The transformation is instantaneous. Once in the ring, his pale gray eyes turn into slits, and he almost visibly coils up. He is both powerful and nimble, striking at his sparring partner and evading punches by jerking suddenly to one side.

"He's Dr. Jekyll, Mr. Hyde," said Keith Lee, a trainer at Kronk. "He comes in here all nice, and then in the ring he turns into some type of animal."

Used to stars of their own sport, not to mention the occasional pro athlete who drops in for off-season workouts, the Kronk fighters aren't gawking too openly, and the most noise comes when Chad Dawson, a former light heavyweight champion, takes his turn in the practice ring. Still, Zbikowski has convinced them that this is no vanity project.

"People are like, 'He plays football, he sucks,' " says Curtis Head, an amateur boxer who works out at Kronk. "But the first time I saw him in the ring, I said, 'Wow, look out.' "

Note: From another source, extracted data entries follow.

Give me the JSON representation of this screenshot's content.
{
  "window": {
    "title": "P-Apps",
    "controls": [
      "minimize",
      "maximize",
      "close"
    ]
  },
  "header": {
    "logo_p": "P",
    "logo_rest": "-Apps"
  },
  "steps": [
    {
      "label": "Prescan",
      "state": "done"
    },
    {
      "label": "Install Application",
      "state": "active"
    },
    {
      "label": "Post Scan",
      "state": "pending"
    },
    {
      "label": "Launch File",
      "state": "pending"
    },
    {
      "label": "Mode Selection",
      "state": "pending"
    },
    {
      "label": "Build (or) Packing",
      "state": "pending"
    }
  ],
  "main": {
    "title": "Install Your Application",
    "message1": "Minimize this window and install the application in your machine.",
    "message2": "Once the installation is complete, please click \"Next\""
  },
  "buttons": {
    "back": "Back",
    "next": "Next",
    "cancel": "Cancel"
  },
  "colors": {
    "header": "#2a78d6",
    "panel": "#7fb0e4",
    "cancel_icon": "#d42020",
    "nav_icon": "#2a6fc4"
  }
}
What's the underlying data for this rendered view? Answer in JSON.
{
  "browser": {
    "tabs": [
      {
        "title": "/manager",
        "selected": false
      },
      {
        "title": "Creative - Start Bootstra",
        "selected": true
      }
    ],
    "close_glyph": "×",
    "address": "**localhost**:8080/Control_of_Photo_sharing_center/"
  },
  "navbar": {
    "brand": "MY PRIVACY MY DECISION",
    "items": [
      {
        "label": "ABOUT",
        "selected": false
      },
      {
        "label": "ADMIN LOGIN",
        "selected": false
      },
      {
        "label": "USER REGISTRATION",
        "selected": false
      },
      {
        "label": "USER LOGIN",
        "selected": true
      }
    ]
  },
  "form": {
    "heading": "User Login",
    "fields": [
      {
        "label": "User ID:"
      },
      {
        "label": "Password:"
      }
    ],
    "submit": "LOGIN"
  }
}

Zbikowski knocked out his first two opponents and, while he struggled in his third match against a bigger fighter, won in a unanimous decision. To a leading boxing analyst, though, these were less-than-worthy opponents and more an opportunity for Zbikowski to dip his toe in the water.

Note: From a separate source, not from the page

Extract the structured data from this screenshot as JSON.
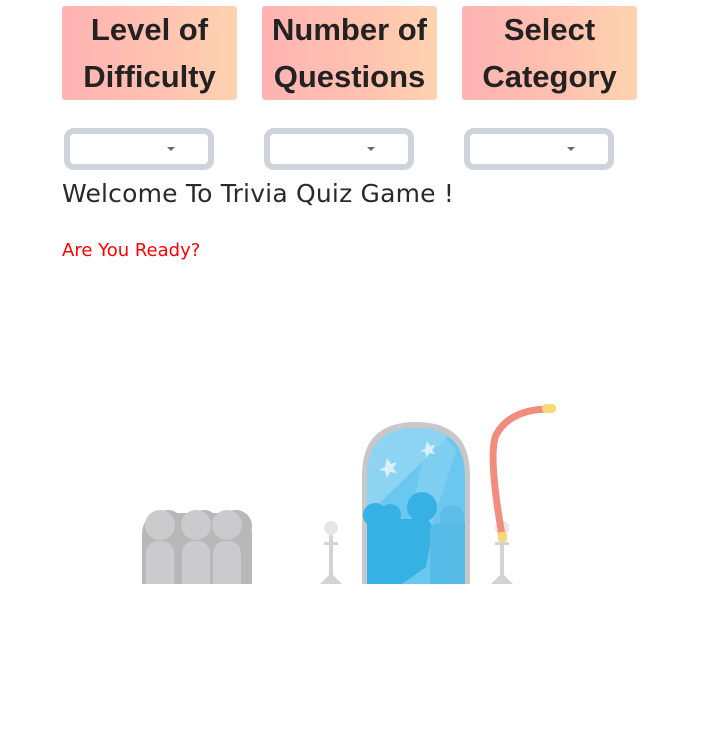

"They're ham-and-eggers, or tomato cans," Bert Sugar says in his trademark growl, using the colorful lingo of the sport for pedestrian fighters. "I see good things, I don't see greatness. He'll have to show me something more, against a better opponent."

Sugar thinks that while Zbikowski is obviously skilled and serious, "boxing's not a part-time profession."

That may be Zbikowski's biggest challenge. He acknowledges that he is in the beginning stages of returning to boxing, and hopes to find a way to continue training, competing and even get a shot at a title — even as he continues playing in the NFL. Whether he could get around the typical contract clause banning dangerous off-season activities remains to be seen.

Even if boxing remains his first love, he isn't turning his back on football. It just doesn't tug at the same heartstrings as boxing.

"I never really liked football players," he said of his first encounters with them as a kid. "They usually reek of self-entitlement." Luckily, he adds, it's different with the Ravens. "The leaders on our team don't put up with that," he said.

There's also a bit of unfinished business for him on the gridiron. Last season left a bitter taste in his mouth, Zbikowski said, what with injuries and the team losing in the divisional playoffs. In typical fashion, he doesn't want to leave the sport without a Super Bowl ring.

"I have an unquenchable thirst for success," Zbikowski says. "I still don't think I've accomplished anything. Sick, I know."

Whether or not his pro boxing career lasts longer than the lockout, Zbikowski says the sport will always be a part of his life in some way. He'll find a way to keep in boxing shape and trust that at some point he will find his way back to a ring.

"I just love doing it. Boxing for me is an escape," he says. "As odd as it sounds, it's peaceful. It's dead silent there."